How To Become Visionary
So, as senior executives, what can we do to overcome our own biases that prevent us from seeing possible futures for our organizations and markets? In essence, how can we become visionary.
We have to become better at sensing by creating systems and routines to dismantle our biases, to put them in check, in order to see reality better. We have to disconnect ourselves from the way we have framed the world, from the way we understand the world, and try to glimpse the future through fresh eyes.
John Cage was an experimental composer born in 1912. He was a leading figure of the post-war avant garde movement. Like many artists, he constantly challenged his understanding of things and his own expertise. He questioned the very nature of what music was or what it could be. He said of himself, “I’m trying to check my habits of seeing, to counter them for the sake of greater freshness. I am trying to be unfamiliar with what I’m doing.”
Every executive might take Cage’s words to heart.
If you want to see better, to sense, to be able to see around corners like Jack Welch, you need to put your habits in check. Unlearn what you know. Try to overcome some of your cognitive biases in order to see reality better and then, try to look forward and extrapolate possible futures.

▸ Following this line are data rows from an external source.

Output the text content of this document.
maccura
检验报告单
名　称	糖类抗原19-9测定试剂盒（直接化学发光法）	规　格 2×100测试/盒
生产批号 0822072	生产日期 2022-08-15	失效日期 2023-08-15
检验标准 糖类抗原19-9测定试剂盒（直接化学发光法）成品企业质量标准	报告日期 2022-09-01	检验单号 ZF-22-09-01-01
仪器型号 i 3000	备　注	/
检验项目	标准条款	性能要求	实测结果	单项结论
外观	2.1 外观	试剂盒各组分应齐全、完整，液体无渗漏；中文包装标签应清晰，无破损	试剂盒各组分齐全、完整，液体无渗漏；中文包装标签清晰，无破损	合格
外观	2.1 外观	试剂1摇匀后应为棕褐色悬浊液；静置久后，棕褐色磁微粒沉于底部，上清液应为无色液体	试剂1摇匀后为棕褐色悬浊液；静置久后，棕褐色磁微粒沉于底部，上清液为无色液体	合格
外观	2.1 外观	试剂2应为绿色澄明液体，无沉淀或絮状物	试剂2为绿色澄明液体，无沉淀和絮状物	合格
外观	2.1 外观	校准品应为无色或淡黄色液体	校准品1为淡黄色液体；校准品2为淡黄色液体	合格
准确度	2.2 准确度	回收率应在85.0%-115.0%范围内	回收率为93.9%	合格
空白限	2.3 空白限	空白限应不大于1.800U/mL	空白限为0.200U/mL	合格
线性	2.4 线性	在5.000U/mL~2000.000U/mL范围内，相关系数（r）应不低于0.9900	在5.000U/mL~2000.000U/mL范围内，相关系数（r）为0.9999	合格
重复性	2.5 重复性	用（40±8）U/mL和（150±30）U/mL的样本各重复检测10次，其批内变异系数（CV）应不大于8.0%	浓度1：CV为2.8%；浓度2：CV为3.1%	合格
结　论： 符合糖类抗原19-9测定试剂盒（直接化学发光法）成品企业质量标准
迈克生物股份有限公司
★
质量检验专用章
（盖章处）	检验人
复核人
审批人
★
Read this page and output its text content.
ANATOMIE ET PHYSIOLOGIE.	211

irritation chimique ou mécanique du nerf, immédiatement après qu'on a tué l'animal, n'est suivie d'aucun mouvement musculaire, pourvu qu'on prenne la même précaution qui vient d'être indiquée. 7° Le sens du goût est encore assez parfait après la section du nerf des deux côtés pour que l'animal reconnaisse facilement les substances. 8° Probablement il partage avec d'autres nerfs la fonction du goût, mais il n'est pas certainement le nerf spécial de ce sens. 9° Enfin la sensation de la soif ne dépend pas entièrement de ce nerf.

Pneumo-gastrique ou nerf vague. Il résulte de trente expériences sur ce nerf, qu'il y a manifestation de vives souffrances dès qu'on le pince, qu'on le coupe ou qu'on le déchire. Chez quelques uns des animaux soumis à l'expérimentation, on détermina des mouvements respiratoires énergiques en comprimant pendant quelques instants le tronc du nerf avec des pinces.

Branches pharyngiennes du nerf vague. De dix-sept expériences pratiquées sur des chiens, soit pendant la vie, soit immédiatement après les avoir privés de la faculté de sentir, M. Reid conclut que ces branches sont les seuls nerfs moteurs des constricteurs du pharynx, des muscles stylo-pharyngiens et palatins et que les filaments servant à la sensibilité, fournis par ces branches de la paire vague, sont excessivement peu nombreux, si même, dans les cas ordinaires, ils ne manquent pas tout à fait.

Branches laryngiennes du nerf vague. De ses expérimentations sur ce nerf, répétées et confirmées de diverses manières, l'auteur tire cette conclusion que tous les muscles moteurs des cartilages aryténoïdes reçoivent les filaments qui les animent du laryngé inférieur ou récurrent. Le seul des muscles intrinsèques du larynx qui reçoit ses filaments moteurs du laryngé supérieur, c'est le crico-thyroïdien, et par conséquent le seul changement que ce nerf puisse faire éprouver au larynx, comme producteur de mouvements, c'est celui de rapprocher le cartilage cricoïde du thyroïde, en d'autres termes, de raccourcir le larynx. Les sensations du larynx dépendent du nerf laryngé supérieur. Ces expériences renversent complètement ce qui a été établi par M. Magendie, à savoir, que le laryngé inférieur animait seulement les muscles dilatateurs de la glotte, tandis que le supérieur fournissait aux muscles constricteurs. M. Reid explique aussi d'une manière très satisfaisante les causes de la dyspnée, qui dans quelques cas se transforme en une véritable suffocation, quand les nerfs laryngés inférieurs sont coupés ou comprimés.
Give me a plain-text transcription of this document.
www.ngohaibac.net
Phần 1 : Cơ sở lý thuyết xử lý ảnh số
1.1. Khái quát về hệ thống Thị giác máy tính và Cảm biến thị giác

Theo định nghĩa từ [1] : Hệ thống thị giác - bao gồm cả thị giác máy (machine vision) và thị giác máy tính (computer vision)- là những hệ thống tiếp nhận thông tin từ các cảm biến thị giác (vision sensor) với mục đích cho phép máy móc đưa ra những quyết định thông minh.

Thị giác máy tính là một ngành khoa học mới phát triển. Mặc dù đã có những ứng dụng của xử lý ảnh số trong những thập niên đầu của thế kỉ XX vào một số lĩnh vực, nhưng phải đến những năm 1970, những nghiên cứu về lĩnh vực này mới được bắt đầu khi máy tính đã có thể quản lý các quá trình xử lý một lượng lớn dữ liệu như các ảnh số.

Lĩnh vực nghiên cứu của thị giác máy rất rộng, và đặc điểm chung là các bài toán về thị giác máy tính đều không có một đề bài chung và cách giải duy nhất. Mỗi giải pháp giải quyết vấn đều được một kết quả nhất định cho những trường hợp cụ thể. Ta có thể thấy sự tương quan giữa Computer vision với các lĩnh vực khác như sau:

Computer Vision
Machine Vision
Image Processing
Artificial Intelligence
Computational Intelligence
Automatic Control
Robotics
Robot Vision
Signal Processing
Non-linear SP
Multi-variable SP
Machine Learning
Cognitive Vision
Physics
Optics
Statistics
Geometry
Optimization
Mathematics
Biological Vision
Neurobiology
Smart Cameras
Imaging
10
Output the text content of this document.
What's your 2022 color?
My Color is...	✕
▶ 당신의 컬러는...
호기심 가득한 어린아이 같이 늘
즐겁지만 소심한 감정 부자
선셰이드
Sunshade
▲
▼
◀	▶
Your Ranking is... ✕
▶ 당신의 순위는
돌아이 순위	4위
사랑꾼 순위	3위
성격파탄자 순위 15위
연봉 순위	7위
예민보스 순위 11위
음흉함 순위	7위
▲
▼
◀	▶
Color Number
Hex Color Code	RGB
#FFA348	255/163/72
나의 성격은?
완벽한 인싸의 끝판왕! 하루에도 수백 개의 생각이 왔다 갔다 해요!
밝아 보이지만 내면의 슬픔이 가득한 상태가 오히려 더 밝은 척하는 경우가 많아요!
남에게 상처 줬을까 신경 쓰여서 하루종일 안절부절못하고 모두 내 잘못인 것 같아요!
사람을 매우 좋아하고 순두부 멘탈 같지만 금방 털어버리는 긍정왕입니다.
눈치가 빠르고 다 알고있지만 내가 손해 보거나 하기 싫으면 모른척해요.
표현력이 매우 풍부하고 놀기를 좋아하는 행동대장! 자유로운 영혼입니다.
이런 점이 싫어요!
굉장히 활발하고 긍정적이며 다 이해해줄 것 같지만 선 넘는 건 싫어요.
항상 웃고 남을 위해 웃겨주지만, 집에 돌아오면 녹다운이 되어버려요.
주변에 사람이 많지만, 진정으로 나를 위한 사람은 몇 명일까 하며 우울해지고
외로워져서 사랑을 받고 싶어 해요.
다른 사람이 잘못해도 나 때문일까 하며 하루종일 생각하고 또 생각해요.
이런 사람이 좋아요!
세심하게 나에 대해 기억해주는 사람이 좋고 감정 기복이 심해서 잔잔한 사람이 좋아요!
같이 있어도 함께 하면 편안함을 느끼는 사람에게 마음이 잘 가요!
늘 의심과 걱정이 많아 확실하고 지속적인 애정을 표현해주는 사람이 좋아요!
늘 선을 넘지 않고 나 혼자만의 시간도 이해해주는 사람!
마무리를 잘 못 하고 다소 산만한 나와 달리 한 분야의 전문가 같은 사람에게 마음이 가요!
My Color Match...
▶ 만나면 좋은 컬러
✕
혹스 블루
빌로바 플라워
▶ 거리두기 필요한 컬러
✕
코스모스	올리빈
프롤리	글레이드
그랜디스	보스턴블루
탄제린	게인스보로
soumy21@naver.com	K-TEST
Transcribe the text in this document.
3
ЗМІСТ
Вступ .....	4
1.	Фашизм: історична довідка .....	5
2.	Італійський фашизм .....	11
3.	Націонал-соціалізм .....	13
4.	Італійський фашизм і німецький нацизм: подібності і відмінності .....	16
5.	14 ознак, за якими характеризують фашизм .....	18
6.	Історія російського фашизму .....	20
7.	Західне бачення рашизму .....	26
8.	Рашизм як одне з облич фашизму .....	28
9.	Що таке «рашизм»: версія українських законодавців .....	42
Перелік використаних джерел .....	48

This is not about data analysis, which breaks information down into smaller and smaller bits. This is about synthesis, about unifying, bringing everything together into the whole. This is about becoming visionary.
When we synthesize a pattern and feel the wholeness of it, we experience harmony or kalos. Our awareness is not defined by the rational, by analysis, but by a complete, emotional and intuitive understanding. This is the moment of having a vision, of recognizing truth. This is sensing.
Sensing the future starts by becoming open to possibility, by setting aside our attachment to current patterns and ways of understanding, and then, by recognizing the many human biases that surround you and your organization.
Any executive in any industry can develop routines and activities to see better and to foster values that support a dynamic sensing mindset and culture throughout the organization. Learning to sense better, becoming visionary in the face of uncertainty, is the first step toward organizational agility.